Il Consiglio federale ha deliberato, nella riunione del 21 febbraio 2024, l’adozione del messaggio relativo al decreto federale riguardante un finanziamento di 106,8 milioni di franchi svizzeri per il programma di ricerca denominato SWEETER (Swiss Energy Research for the Energy Transition and Emissions Reduction). Questo programma, in esecuzione nel periodo 2025-2036, estenderà le attività del programma SWEET attualmente in corso, affrontando questioni cruciali riguardanti la sicurezza energetica e la transizione verso un sistema energetico a basso impatto ambientale.

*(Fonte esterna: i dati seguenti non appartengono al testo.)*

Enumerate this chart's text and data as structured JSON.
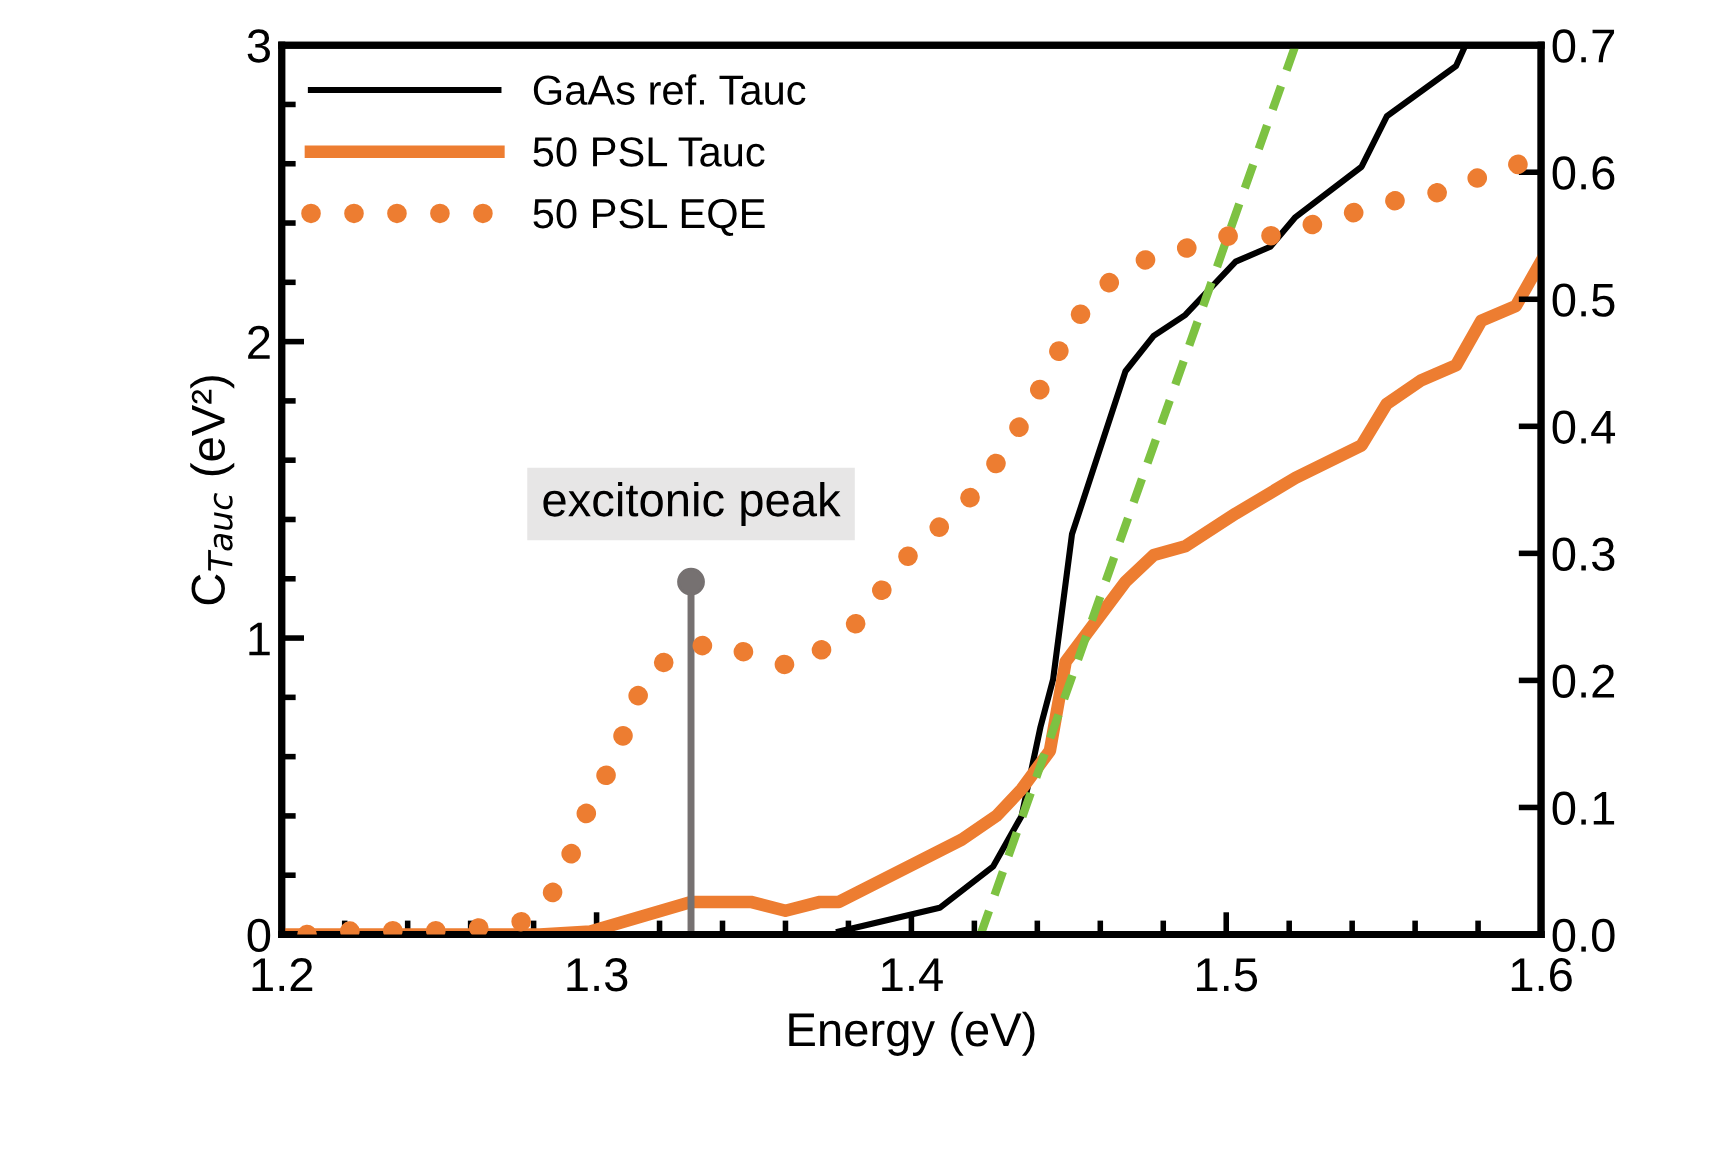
{
  "chart_data": {
    "type": "line",
    "xlabel": "Energy (eV)",
    "ylabel": "C$_{Tauc}$ (eV²)",
    "xlim": [
      1.2,
      1.6
    ],
    "xticks": [
      1.2,
      {
        "value": 1.22,
        "label": null
      },
      {
        "value": 1.24,
        "label": null
      },
      {
        "value": 1.26,
        "label": null
      },
      {
        "value": 1.28,
        "label": null
      },
      1.3,
      {
        "value": 1.32,
        "label": null
      },
      {
        "value": 1.34,
        "label": null
      },
      {
        "value": 1.36,
        "label": null
      },
      {
        "value": 1.38,
        "label": null
      },
      1.4,
      {
        "value": 1.42,
        "label": null
      },
      {
        "value": 1.44,
        "label": null
      },
      {
        "value": 1.46,
        "label": null
      },
      {
        "value": 1.48,
        "label": null
      },
      1.5,
      {
        "value": 1.52,
        "label": null
      },
      {
        "value": 1.54,
        "label": null
      },
      {
        "value": 1.56,
        "label": null
      },
      {
        "value": 1.58,
        "label": null
      },
      1.6
    ],
    "ylim": [
      0,
      3
    ],
    "yticks": [
      0,
      {
        "value": 0.2,
        "label": null
      },
      {
        "value": 0.4,
        "label": null
      },
      {
        "value": 0.6,
        "label": null
      },
      {
        "value": 0.8,
        "label": null
      },
      1,
      {
        "value": 1.2,
        "label": null
      },
      {
        "value": 1.4,
        "label": null
      },
      {
        "value": 1.6,
        "label": null
      },
      {
        "value": 1.8,
        "label": null
      },
      2,
      {
        "value": 2.2,
        "label": null
      },
      {
        "value": 2.4,
        "label": null
      },
      {
        "value": 2.6,
        "label": null
      },
      {
        "value": 2.8,
        "label": null
      },
      3
    ],
    "y2lim": [
      0,
      0.7
    ],
    "y2ticks": [
      {
        "value": 0,
        "label": "0.0"
      },
      0.1,
      0.2,
      0.3,
      0.4,
      0.5,
      0.6,
      0.7
    ],
    "legend": "top left",
    "grid": false,
    "annotations": [
      {
        "text": "excitonic peak",
        "x": 1.33,
        "y": 1.19
      }
    ],
    "series": [
      {
        "name": "GaAs ref. Tauc",
        "color": "#000000",
        "line_style": "solid",
        "x": [
          1.377,
          1.409,
          1.426,
          1.435,
          1.441,
          1.445,
          1.451,
          1.468,
          1.477,
          1.487,
          1.503,
          1.514,
          1.522,
          1.543,
          1.551,
          1.573,
          1.576
        ],
        "values": [
          0.01,
          0.09,
          0.23,
          0.4,
          0.7,
          0.86,
          1.35,
          1.9,
          2.02,
          2.09,
          2.27,
          2.32,
          2.42,
          2.59,
          2.76,
          2.93,
          3.0
        ]
      },
      {
        "name": "50 PSL Tauc",
        "color": "#ed7d31",
        "line_style": "solid",
        "x": [
          1.2,
          1.282,
          1.298,
          1.314,
          1.33,
          1.349,
          1.36,
          1.371,
          1.377,
          1.39,
          1.403,
          1.416,
          1.427,
          1.435,
          1.444,
          1.449,
          1.468,
          1.477,
          1.487,
          1.503,
          1.522,
          1.543,
          1.551,
          1.562,
          1.573,
          1.581,
          1.592,
          1.6
        ],
        "values": [
          0,
          0,
          0.01,
          0.06,
          0.11,
          0.11,
          0.08,
          0.11,
          0.11,
          0.18,
          0.25,
          0.32,
          0.4,
          0.49,
          0.62,
          0.92,
          1.19,
          1.28,
          1.31,
          1.42,
          1.54,
          1.65,
          1.79,
          1.87,
          1.92,
          2.07,
          2.12,
          2.27
        ]
      },
      {
        "name": "50 PSL EQE",
        "color": "#ed7d31",
        "line_style": "dotted",
        "axis": "y2",
        "x": [
          1.208,
          1.223,
          1.236,
          1.249,
          1.262,
          1.276,
          1.286,
          1.292,
          1.297,
          1.304,
          1.309,
          1.315,
          1.324,
          1.337,
          1.35,
          1.363,
          1.375,
          1.385,
          1.393,
          1.403,
          1.414,
          1.424,
          1.432,
          1.439,
          1.445,
          1.451,
          1.461,
          1.473,
          1.487,
          1.501,
          1.515,
          1.529,
          1.543,
          1.557,
          1.57,
          1.584,
          1.598
        ],
        "values": [
          0.0,
          0.003,
          0.003,
          0.003,
          0.005,
          0.01,
          0.033,
          0.064,
          0.097,
          0.13,
          0.16,
          0.2,
          0.22,
          0.23,
          0.22,
          0.21,
          0.23,
          0.25,
          0.28,
          0.31,
          0.33,
          0.36,
          0.39,
          0.42,
          0.45,
          0.48,
          0.51,
          0.53,
          0.54,
          0.55,
          0.55,
          0.56,
          0.57,
          0.58,
          0.585,
          0.6,
          0.61
        ]
      },
      {
        "color": "#7dc242",
        "line_style": "dashed",
        "x": [
          1.422,
          1.522
        ],
        "values": [
          0,
          3.0
        ]
      }
    ]
  }
}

Il programma di ricerca attuale, SWEET (SWiss Energy research for the Energy Transition), si concentra principalmente sulla ricerca applicata, promuovendo collaborazioni tra il mondo accademico, il settore privato e il settore pubblico. Questi consorzi multidisciplinari affrontano questioni di ricerca chiave per un periodo di sei a otto anni ciascuno. Attualmente, SWEET dispone di un finanziamento di 136,4 milioni di franchi per il periodo 2021-2032.

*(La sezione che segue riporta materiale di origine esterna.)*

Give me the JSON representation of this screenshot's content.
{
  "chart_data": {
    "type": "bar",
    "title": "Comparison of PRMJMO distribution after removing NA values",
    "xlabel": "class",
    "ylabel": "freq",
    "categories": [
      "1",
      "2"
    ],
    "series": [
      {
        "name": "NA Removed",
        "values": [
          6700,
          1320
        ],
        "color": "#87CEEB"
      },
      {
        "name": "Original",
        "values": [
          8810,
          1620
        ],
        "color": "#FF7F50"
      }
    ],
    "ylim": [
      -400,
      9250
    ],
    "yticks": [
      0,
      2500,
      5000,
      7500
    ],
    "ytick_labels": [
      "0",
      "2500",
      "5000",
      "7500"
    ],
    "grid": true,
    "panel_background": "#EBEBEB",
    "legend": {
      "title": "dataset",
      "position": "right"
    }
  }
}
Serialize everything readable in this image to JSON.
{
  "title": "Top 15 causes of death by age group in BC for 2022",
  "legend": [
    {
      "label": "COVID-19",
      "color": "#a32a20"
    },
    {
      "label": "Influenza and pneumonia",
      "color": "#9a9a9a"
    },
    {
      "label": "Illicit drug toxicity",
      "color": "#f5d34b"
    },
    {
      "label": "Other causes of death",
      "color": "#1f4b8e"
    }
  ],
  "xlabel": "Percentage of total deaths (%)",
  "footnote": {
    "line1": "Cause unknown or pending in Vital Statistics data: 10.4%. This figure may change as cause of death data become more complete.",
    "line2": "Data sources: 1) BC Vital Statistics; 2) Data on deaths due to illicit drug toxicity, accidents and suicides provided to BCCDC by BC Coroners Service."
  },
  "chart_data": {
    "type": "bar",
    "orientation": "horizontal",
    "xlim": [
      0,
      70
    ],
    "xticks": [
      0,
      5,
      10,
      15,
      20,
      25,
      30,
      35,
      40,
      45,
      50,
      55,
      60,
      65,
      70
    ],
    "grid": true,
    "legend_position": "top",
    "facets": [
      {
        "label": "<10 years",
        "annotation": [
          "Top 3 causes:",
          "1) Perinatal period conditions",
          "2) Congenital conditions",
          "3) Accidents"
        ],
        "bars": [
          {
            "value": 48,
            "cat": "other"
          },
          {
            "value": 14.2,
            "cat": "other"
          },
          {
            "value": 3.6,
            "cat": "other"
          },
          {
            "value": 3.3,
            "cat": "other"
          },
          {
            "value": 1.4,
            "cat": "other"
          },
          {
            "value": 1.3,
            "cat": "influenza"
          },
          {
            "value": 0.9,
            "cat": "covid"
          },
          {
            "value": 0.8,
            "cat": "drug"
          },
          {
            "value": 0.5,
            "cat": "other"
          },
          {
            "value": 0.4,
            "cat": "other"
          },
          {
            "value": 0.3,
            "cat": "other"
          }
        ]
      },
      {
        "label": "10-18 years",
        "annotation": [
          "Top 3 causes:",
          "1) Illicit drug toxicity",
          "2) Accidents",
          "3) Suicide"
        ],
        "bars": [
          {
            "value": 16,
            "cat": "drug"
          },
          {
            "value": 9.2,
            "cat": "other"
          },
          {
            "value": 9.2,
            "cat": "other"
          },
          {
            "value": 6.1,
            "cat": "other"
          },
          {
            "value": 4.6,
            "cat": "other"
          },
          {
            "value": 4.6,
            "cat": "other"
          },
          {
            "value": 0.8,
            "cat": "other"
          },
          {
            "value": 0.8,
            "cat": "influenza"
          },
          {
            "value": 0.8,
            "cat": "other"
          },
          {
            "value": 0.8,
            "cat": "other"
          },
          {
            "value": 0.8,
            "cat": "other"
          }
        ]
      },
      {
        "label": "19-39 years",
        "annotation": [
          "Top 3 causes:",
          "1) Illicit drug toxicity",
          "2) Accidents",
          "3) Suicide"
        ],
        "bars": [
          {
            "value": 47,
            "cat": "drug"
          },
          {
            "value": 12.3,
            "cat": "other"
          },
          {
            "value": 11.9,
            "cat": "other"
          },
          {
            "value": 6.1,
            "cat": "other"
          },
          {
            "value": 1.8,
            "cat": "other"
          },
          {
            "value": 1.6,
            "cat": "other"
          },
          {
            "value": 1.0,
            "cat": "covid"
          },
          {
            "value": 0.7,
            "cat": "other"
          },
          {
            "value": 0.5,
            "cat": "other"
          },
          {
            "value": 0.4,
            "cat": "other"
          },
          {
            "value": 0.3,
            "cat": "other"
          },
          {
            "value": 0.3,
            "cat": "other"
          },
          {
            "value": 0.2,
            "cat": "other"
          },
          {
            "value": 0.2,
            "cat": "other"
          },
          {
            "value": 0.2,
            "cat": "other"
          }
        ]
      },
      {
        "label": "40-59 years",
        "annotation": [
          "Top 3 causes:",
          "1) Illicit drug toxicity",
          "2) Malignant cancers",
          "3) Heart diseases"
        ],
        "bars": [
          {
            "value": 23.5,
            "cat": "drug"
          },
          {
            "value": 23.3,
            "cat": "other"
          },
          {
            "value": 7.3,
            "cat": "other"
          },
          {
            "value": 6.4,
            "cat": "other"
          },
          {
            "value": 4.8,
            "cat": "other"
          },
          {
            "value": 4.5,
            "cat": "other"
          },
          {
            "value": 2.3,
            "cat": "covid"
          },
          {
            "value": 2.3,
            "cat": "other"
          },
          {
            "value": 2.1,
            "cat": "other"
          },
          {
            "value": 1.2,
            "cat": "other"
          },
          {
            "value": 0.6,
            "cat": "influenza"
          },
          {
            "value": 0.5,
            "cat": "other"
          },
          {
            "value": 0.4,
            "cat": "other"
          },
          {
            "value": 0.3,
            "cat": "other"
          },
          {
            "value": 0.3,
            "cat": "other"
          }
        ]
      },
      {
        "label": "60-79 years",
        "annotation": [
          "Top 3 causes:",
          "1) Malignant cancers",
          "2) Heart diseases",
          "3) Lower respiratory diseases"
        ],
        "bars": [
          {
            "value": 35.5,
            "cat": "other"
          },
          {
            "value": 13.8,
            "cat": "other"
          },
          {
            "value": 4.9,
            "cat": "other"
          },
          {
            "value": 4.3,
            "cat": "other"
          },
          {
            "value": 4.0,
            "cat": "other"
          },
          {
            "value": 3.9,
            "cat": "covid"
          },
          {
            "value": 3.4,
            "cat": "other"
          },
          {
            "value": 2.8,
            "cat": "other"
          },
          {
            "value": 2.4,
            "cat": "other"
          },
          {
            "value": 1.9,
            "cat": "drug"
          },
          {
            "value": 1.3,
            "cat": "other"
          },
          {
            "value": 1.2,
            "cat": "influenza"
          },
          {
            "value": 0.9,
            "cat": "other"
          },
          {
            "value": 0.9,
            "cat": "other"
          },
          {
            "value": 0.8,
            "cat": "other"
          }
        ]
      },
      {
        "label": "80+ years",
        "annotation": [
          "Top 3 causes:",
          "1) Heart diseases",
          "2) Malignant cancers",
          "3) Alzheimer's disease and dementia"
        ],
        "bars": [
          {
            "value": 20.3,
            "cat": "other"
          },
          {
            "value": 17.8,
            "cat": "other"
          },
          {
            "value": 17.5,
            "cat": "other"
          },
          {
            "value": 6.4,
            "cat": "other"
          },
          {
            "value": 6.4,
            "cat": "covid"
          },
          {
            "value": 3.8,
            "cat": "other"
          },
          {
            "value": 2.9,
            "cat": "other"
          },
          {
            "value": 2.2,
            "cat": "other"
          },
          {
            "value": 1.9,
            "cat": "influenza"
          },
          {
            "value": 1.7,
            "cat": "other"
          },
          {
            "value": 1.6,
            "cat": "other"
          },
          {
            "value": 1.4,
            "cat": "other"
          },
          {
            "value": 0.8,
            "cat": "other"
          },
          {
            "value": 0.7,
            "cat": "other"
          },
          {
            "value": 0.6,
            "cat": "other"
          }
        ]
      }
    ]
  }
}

SWEETER completerà e amplierà queste attività, rispondendo prontamente alle nuove e urgenti sfide legate alla sicurezza energetica e alla transizione verso un’economia a zero emissioni di gas serra. Il finanziamento aggiuntivo di 106,8 milioni di franchi per il periodo 2025-2036 sarà destinato a gare d’appalto su temi come lo stoccaggio energetico, la produzione e lo stoccaggio di energia sotterranea, la digitalizzazione, i mercati energetici locali, l’economia circolare e le città intelligenti.

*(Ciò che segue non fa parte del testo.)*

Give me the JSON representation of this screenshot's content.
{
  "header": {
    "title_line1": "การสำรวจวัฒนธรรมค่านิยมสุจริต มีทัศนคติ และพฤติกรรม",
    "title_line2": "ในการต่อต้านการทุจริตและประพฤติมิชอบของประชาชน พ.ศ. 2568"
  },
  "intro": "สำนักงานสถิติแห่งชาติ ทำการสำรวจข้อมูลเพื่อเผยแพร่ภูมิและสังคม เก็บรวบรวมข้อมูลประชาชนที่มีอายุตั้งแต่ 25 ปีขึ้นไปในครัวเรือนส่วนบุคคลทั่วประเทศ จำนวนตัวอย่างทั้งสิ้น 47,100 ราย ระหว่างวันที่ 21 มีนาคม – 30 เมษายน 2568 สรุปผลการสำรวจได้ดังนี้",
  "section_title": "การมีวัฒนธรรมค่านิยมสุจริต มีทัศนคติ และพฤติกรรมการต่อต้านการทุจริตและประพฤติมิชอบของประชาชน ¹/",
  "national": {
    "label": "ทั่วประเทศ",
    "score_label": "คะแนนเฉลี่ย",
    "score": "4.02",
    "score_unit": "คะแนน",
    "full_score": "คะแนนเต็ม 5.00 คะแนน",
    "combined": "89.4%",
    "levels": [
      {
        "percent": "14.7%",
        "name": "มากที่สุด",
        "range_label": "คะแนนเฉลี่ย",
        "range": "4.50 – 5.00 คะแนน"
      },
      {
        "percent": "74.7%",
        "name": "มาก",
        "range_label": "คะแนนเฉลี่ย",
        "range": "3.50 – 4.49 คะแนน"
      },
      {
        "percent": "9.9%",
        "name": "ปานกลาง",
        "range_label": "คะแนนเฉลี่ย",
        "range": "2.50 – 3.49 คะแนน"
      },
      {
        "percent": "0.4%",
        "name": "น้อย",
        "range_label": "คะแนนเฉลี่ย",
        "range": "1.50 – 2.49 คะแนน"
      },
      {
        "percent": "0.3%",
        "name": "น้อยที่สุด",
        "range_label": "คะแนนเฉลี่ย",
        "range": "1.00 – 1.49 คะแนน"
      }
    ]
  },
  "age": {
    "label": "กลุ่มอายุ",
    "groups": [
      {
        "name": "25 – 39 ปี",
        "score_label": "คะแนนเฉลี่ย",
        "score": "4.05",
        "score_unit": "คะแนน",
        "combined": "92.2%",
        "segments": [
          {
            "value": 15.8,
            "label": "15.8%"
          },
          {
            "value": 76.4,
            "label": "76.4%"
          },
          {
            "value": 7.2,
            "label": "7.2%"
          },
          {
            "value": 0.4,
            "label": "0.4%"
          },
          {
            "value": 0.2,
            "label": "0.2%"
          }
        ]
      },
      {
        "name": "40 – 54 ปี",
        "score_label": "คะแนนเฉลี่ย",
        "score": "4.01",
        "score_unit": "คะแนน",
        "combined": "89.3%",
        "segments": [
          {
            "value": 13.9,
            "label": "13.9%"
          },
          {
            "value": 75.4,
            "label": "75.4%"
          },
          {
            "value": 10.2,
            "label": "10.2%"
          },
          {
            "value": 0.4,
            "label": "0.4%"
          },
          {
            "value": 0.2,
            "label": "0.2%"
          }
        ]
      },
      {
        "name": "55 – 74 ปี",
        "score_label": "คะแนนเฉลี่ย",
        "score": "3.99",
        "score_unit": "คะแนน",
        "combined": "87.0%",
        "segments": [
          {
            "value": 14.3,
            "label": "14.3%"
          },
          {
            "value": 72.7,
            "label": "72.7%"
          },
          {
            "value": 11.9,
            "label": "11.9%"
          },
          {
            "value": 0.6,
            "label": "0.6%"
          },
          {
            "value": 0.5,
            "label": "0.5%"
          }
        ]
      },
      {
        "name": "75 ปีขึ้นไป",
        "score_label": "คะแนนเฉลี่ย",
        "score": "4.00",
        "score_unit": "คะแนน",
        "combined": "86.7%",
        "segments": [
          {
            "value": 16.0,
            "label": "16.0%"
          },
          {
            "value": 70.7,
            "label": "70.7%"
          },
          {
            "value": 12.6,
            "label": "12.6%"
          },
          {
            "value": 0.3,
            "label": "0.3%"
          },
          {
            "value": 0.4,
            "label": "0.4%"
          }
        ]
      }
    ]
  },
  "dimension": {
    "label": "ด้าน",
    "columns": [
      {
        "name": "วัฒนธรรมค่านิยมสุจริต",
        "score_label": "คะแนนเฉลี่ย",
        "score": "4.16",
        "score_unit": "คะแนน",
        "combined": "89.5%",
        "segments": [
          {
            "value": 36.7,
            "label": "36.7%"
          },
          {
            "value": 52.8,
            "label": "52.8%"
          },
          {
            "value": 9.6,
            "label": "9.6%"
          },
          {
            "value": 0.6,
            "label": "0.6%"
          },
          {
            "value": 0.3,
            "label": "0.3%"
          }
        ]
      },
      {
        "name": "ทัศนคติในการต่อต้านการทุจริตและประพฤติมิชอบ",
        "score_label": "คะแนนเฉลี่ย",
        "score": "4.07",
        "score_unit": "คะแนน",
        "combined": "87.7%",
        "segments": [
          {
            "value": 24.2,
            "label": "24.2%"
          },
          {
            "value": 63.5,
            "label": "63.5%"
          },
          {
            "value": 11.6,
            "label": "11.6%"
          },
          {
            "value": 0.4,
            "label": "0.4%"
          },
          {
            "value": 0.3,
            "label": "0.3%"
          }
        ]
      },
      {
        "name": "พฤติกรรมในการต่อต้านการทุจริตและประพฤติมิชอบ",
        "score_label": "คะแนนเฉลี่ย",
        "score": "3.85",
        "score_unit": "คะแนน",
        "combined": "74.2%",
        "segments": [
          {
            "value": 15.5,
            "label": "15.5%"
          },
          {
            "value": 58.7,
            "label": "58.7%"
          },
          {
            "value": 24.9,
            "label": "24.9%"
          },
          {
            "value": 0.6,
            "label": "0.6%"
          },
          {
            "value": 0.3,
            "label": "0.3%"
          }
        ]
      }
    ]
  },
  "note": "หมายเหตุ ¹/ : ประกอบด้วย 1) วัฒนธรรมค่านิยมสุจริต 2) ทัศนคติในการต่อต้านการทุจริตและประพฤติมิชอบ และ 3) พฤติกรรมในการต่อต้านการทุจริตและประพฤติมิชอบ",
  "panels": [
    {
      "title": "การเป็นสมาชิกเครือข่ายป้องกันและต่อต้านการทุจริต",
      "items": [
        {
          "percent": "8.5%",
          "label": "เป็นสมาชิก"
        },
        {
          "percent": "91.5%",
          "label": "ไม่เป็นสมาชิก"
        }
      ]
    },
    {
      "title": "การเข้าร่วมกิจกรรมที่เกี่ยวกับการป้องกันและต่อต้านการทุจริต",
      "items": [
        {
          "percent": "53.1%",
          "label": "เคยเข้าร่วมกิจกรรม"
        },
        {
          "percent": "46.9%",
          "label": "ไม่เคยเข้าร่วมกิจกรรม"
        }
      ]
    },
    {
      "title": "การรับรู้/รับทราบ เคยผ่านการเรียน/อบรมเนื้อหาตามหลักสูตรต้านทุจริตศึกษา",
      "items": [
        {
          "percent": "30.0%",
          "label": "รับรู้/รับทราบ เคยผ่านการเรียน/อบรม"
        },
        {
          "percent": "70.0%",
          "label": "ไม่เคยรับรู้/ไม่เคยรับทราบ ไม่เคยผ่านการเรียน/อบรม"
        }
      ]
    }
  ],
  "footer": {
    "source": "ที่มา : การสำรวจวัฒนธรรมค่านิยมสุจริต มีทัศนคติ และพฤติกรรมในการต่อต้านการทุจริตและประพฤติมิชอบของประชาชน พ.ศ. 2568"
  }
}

I finanziamenti per il progetto saranno assicurati attraverso i messaggi legislativi sulla promozione dell’istruzione, della ricerca e dell’innovazione fino al 2036, senza impatto sul bilancio generale. Oltre alle istituzioni accademiche, i consorzi SWEETER coinvolgeranno partner del settore privato, nonché enti locali come città, cantoni e comuni, che contribuiranno al finanziamento delle attività di ricerca utilizzando fondi propri e di terzi.
Il progetto, sottoposto a consultazione tra giugno e settembre 2023, ha ricevuto ampio consenso favorevole. Ora spetterà alle Camere federali prendere una decisione in merito.